The tribal court exercises criminal and civil jurisdiction over its 2,000-acre reservation in Chippewa County. The court also practices jurisdiction for issues regarding commercial and harvesting activities of enrolled members of the Bay Mills Indian Community.
Requirements and Procedure Information
Those who wish to practice before the Tribal Court must provide proof of membership in good standing of the State Bar of his or her state of residence.
A court advocate who is a member of the State Bar of Michigan may be appointed to represent defendants charged with violating major civil infraction or criminal offenses. Lay advocates are admitted at the court’s discretion.
The Tribal Constitution, Tribal Court Code, Tribal Ordinances and Tribal Hunting and Fishing Regulations are based on U.S. District Court Consent Decree, federal statutes, regulations and case law.

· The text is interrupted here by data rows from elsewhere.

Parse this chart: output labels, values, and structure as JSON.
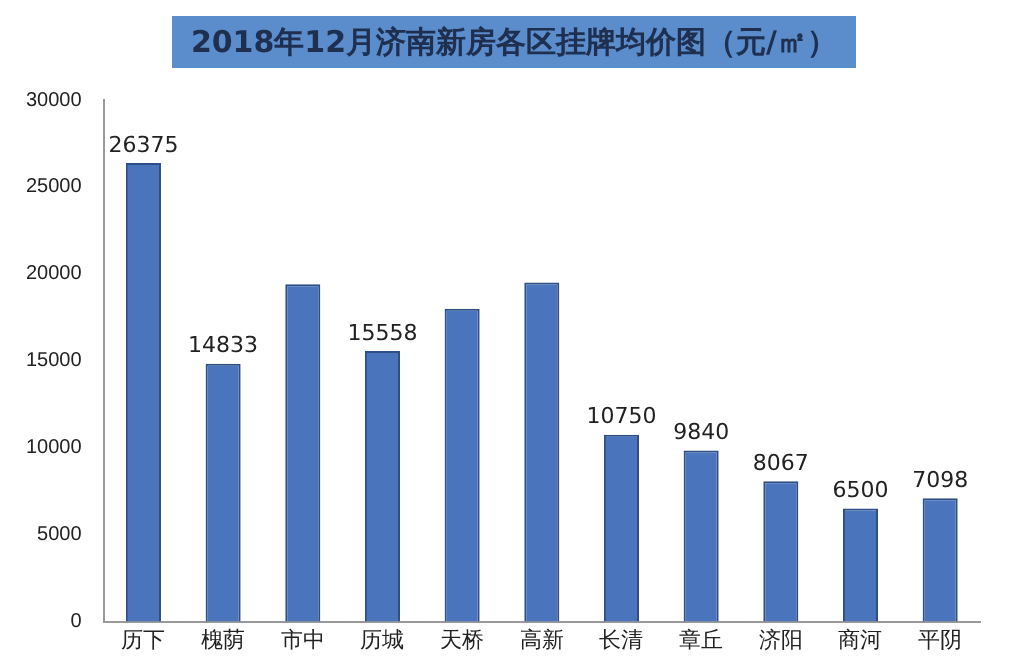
{
  "chart_data": {
    "type": "bar",
    "title": "2018年12月济南新房各区挂牌均价图（元/㎡）",
    "categories": [
      "历下",
      "槐荫",
      "市中",
      "历城",
      "天桥",
      "高新",
      "长清",
      "章丘",
      "济阳",
      "商河",
      "平阴"
    ],
    "values": [
      26375,
      14833,
      19400,
      15558,
      18000,
      19500,
      10750,
      9840,
      8067,
      6500,
      7098
    ],
    "value_labels": [
      "26375",
      "14833",
      null,
      "15558",
      null,
      null,
      "10750",
      "9840",
      "8067",
      "6500",
      "7098"
    ],
    "color": "#4a74bc",
    "ylim": [
      0,
      30000
    ],
    "yticks": [
      0,
      5000,
      10000,
      15000,
      20000,
      25000,
      30000
    ],
    "grid": false,
    "legend": false
  }
}
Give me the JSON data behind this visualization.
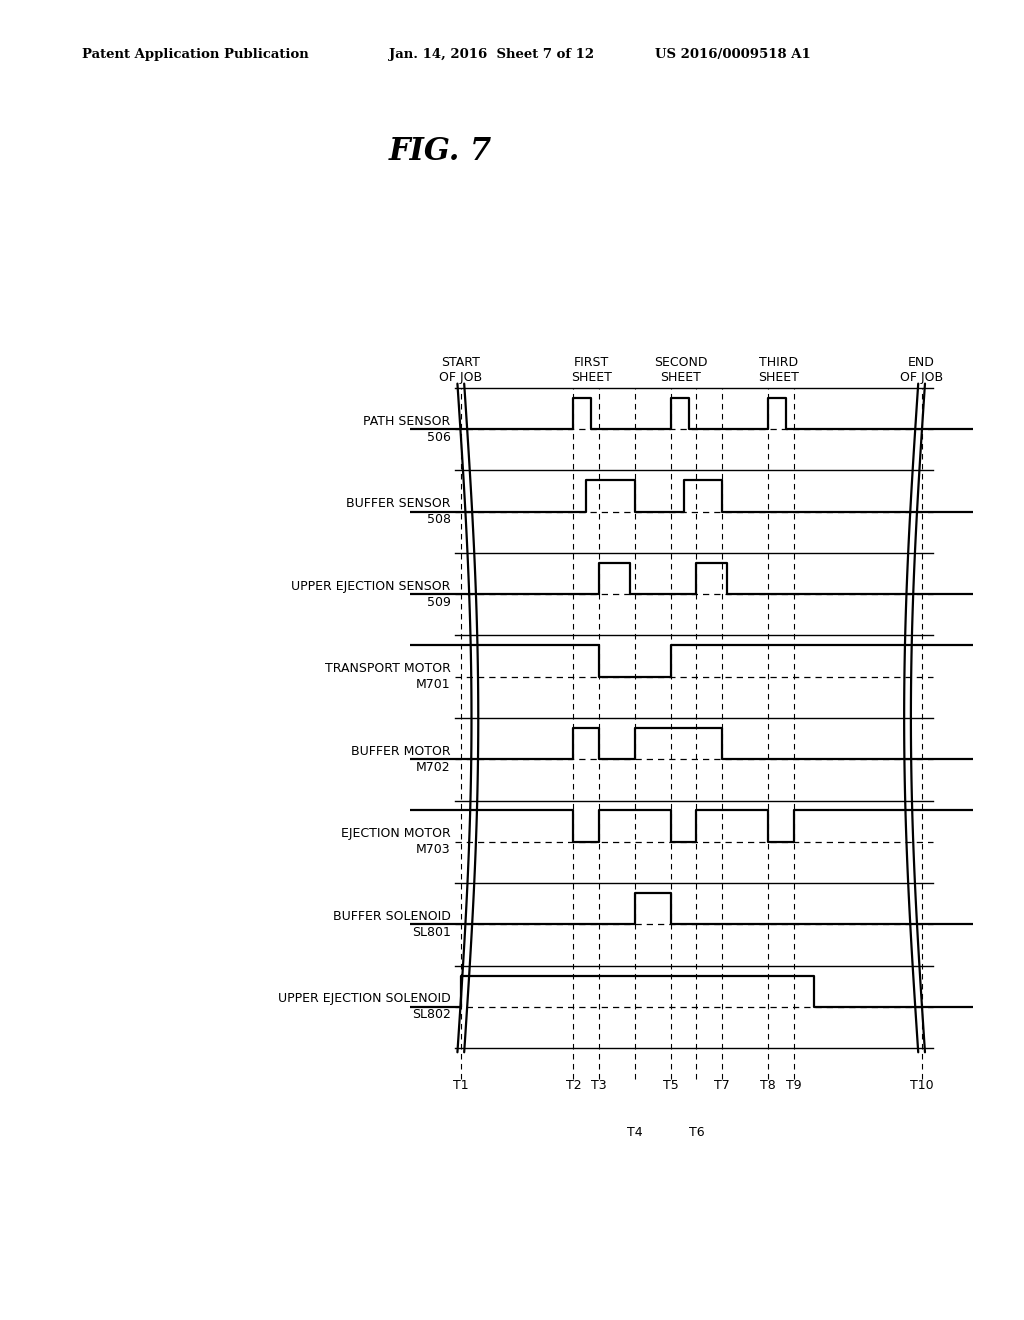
{
  "background_color": "#ffffff",
  "header_left": "Patent Application Publication",
  "header_mid": "Jan. 14, 2016  Sheet 7 of 12",
  "header_right": "US 2016/0009518 A1",
  "fig_title": "FIG. 7",
  "signal_labels": [
    "PATH SENSOR\n506",
    "BUFFER SENSOR\n508",
    "UPPER EJECTION SENSOR\n509",
    "TRANSPORT MOTOR\nM701",
    "BUFFER MOTOR\nM702",
    "EJECTION MOTOR\nM703",
    "BUFFER SOLENOID\nSL801",
    "UPPER EJECTION SOLENOID\nSL802"
  ],
  "col_headers": [
    [
      "START",
      "OF JOB"
    ],
    [
      "FIRST",
      "SHEET"
    ],
    [
      "SECOND",
      "SHEET"
    ],
    [
      "THIRD",
      "SHEET"
    ],
    [
      "END",
      "OF JOB"
    ]
  ],
  "t_labels_row1": [
    "T1",
    "T2",
    "T3",
    "T5",
    "T7",
    "T8",
    "T9",
    "T10"
  ],
  "t_labels_row2": [
    "T4",
    "T6"
  ],
  "t_positions": [
    1.0,
    3.2,
    3.7,
    4.4,
    5.1,
    5.6,
    6.1,
    7.0,
    7.5,
    10.0
  ],
  "t_max": 11.0
}
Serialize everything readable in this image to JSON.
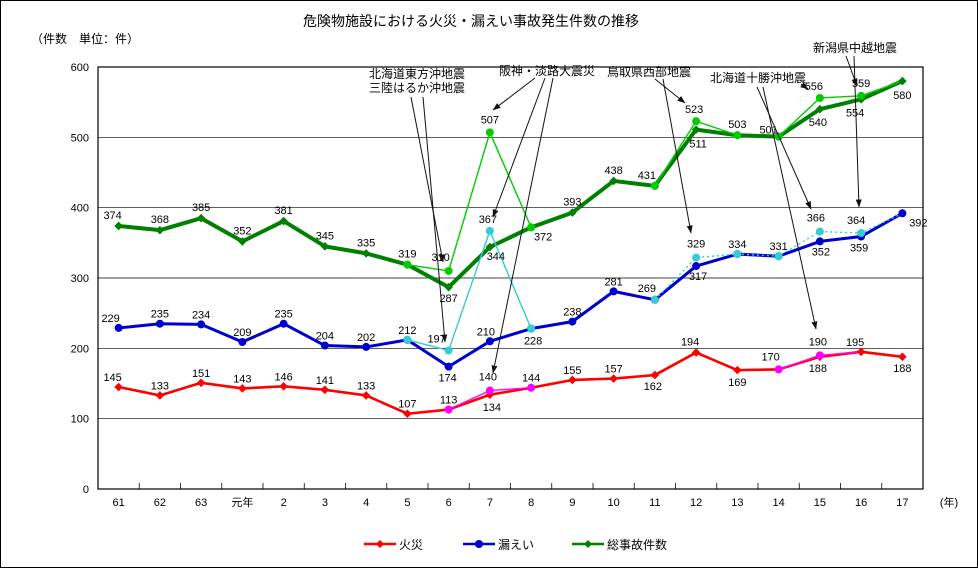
{
  "chart_data": {
    "type": "line",
    "title": "危険物施設における火災・漏えい事故発生件数の推移",
    "ylabel": "（件数　単位：件）",
    "xlabel": "(年)",
    "ylim": [
      0,
      600
    ],
    "yticks": [
      0,
      100,
      200,
      300,
      400,
      500,
      600
    ],
    "grid": true,
    "legend_position": "bottom",
    "categories": [
      "61",
      "62",
      "63",
      "元年",
      "2",
      "3",
      "4",
      "5",
      "6",
      "7",
      "8",
      "9",
      "10",
      "11",
      "12",
      "13",
      "14",
      "15",
      "16",
      "17"
    ],
    "series": [
      {
        "name": "火災",
        "color": "#ff0000",
        "marker": "diamond",
        "width": 2.6,
        "values": [
          145,
          133,
          151,
          143,
          146,
          141,
          133,
          107,
          113,
          134,
          144,
          155,
          157,
          162,
          194,
          169,
          170,
          188,
          195,
          188
        ]
      },
      {
        "name": "漏えい",
        "color": "#0000cc",
        "marker": "circle",
        "width": 3,
        "values": [
          229,
          235,
          234,
          209,
          235,
          204,
          202,
          212,
          174,
          210,
          228,
          238,
          281,
          269,
          317,
          334,
          331,
          352,
          359,
          392
        ]
      },
      {
        "name": "総事故件数",
        "color": "#008000",
        "marker": "diamond",
        "width": 4,
        "values": [
          374,
          368,
          385,
          352,
          381,
          345,
          335,
          319,
          287,
          344,
          372,
          393,
          438,
          431,
          511,
          503,
          501,
          540,
          554,
          580
        ]
      }
    ],
    "overlays": [
      {
        "id": "total-incl-earthquake",
        "color": "#00cc00",
        "segments": [
          {
            "x": [
              7,
              8,
              9,
              10
            ],
            "y": [
              319,
              310,
              507,
              372
            ]
          },
          {
            "x": [
              13,
              14,
              15
            ],
            "y": [
              431,
              523,
              503
            ]
          },
          {
            "x": [
              16,
              17,
              18,
              19
            ],
            "y": [
              501,
              556,
              559,
              580
            ],
            "open_end": true
          }
        ],
        "labeled_points": [
          [
            0,
            1
          ],
          [
            0,
            2
          ],
          [
            1,
            1
          ],
          [
            2,
            1
          ],
          [
            2,
            2
          ]
        ]
      },
      {
        "id": "leak-incl-earthquake",
        "color": "#33ccd5",
        "segments": [
          {
            "x": [
              7,
              8,
              9,
              10
            ],
            "y": [
              212,
              197,
              367,
              228
            ]
          },
          {
            "x": [
              13,
              14,
              15,
              16,
              17,
              18,
              19
            ],
            "y": [
              269,
              329,
              334,
              331,
              366,
              364,
              392
            ],
            "dashed": true,
            "open_end": true
          }
        ],
        "labeled_points": [
          [
            0,
            1
          ],
          [
            0,
            2
          ],
          [
            1,
            1
          ],
          [
            1,
            4
          ],
          [
            1,
            5
          ]
        ]
      },
      {
        "id": "fire-incl-earthquake",
        "color": "#ff00ff",
        "segments": [
          {
            "x": [
              8,
              9,
              10
            ],
            "y": [
              113,
              140,
              144
            ]
          },
          {
            "x": [
              16,
              17,
              18
            ],
            "y": [
              170,
              190,
              195
            ],
            "open_end": true
          }
        ],
        "labeled_points": [
          [
            0,
            1
          ],
          [
            1,
            1
          ]
        ]
      }
    ],
    "annotations": [
      {
        "lines": [
          "北海道東方沖地震",
          "三陸はるか沖地震"
        ]
      },
      {
        "lines": [
          "阪神・淡路大震災"
        ]
      },
      {
        "lines": [
          "鳥取県西部地震"
        ]
      },
      {
        "lines": [
          "北海道十勝沖地震"
        ]
      },
      {
        "lines": [
          "新潟県中越地震"
        ]
      }
    ]
  },
  "legend": [
    {
      "label": "火災",
      "color": "#ff0000",
      "marker": "diamond"
    },
    {
      "label": "漏えい",
      "color": "#0000cc",
      "marker": "circle"
    },
    {
      "label": "総事故件数",
      "color": "#008000",
      "marker": "diamond"
    }
  ]
}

In order to represent any person in an action before the Bay Mills Tribal Court, attorneys must be duly admitted to practice by filing a written request for admission with the Clerk of the Court, accompanied by a certificate of good standing from the State Bar or Supreme Court of the State in which such attorney is duly licensed to practice law.
Once the request is made, the attorney must also pay an admission fee of $100. Upon filing of the required documents and fee, the Clerk of the Court shall enter the attorney’s name on the roster of attorneys admitted to practice before the Bay Mills Tribal Court. Those who have been admitted can be found below.
Such entry shall constitute certification to practice before the Tribal Court until such time as the attorney shall file a notice of retirement, shall die or become incapacitated, or shall be suspended or disbarred from practice of the Bay Mills Tribal Court.